Montag, 25. März 2013

Erfolgsautoren einst und jetzt

Am letzten Samstag verschlug es uns in die "freie Reichstadt" Reutlingen und dort in eine Ausstellung namens "Das blaue Genie". Es war eine Sonderausstellung zum 200. Geburtstag des Schriftstellers Hermann Kurz, der im 19. Jahrhundert eine bedeutende Rolle insbesondere bei den schwäbischen Dichtern spielte, heute aber nahezu vergessen ist. Beim Lesen der Briefe fühlte ich mich an viele Aussagen heutiger Autoren erinnert. Da ging es - vor allem - um die gegenseitige Unterstützung: "Teilen", würden wir heute sagen. Sie schrieben sich gegenseitig Briefe, ermunterten einander, verfassten Rezensionen und schoben sich Kontakte zu Verlagen und Zeitschriften zu. Der Fall von Hermann Kurz ist relativ tragisch, er gilt als sogenannter "erfolgloser Autor". Kurz mühte sich, freute sich über sein erstes selbstverdientes Geld als Autor, musste sich und seine Familie jedoch mit anderen Arbeiten über Wasser halten: Als Publizist und Übersetzer. Später musste er sogar eine Stelle als subalterner Bibliothekar auf dem Schloss Hohentübingen annehmen. Abends eilte er von dort herab auf den Marktplatz, wo sich die Studenten in der Kneipe vergnügten. Er aber saß im Hinterzimmer des Hauses an der Ecke, übersetzte klassische Stücke und grämte sich wahrscheinlich darüber, dass das Einkommen seines Freundes David Friedrich Strauß ("Das Leben Jesu") mit 2000 Gulden ein Vielfaches über seinem lag. Die glücklichste Zeit in seinem Leben mag die der Revolution von 1848 gewesen sein, weil er sich dort verstärkt einbringen konnte. Seine Tochter, Isolde Kurz, wurde ebenfalls Schriftstellerin, gar keine schlechte, wie ich finde. Später wurde sie von den Nazis rezipiert, weil sie im 1. Weltkrieg für den Krieg Stellung genomen hatte. Beide waren mit Eduard Mörike, Hermann auch mit Ludwig Uhland, Justinus Kerner und anderen Autoren der Zeit befreundet. Hermann Kurz starb, und das ist die besondere Tragik seines Lebens, bei der Errichtung des Uhland-Denkmals in Tübingens Neckarauen - an einem Sonnenstich.

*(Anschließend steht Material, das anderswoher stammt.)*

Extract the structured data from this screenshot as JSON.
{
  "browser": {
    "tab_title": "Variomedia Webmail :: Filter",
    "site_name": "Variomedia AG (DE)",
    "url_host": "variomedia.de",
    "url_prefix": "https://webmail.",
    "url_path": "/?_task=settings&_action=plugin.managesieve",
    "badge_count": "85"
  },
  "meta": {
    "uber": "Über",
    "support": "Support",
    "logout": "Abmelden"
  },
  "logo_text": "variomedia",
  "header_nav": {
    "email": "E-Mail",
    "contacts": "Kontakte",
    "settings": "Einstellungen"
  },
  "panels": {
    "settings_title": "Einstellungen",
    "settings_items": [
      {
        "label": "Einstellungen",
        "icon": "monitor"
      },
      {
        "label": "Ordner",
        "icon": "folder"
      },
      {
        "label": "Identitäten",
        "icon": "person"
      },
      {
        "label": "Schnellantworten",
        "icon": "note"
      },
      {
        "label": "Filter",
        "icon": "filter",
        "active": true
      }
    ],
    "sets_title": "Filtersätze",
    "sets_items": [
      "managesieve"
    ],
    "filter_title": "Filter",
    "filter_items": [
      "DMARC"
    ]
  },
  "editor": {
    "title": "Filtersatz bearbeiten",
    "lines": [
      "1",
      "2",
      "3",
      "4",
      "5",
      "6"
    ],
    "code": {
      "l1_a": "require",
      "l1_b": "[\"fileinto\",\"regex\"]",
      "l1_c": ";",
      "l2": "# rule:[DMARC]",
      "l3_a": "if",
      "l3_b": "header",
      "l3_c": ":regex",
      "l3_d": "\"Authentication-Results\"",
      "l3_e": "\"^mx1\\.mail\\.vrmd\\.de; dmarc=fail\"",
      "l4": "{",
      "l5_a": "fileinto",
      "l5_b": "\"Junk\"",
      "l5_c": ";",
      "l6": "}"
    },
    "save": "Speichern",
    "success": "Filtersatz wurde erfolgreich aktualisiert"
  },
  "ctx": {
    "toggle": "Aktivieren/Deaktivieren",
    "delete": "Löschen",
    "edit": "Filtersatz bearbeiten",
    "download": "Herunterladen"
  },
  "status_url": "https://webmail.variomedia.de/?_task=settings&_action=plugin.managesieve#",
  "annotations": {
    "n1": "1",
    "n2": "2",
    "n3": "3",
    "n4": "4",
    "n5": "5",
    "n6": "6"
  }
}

Den Bogen zur heutigen Zeit schlägt für mich ein Blogbeitrag von Schreibkraft, im letzten Juli geschrieben: Autoren dürfen jammern, aber sich nicht beschweren.
Interessant auch das Interview mit Andreas Eschbach im Literaturcafé. Daraus folgt für mich: Wir müssen uns entscheiden, was wir wollen: ob unsere Bücher in den Buchhandlungen liegen oder ob wir die äußerst schwierige Arbeit des Selbstvermarktens auf uns nehmen wollen. Ob wir wenigstens teilweise davon leben wollen oder es l'Art pour l'Art betreiben. Oder irgendetwas dazwischen. Ob wir unser Autorenleben, wie die Schriftsteller des 19. Jahrhunderts, mit anderen Autoren teilen möchten. Und welche Lebensbereiche, die ja zwangsläufig unter dem Schreiben schrumpfen, uns außerdem noch wichtig sind.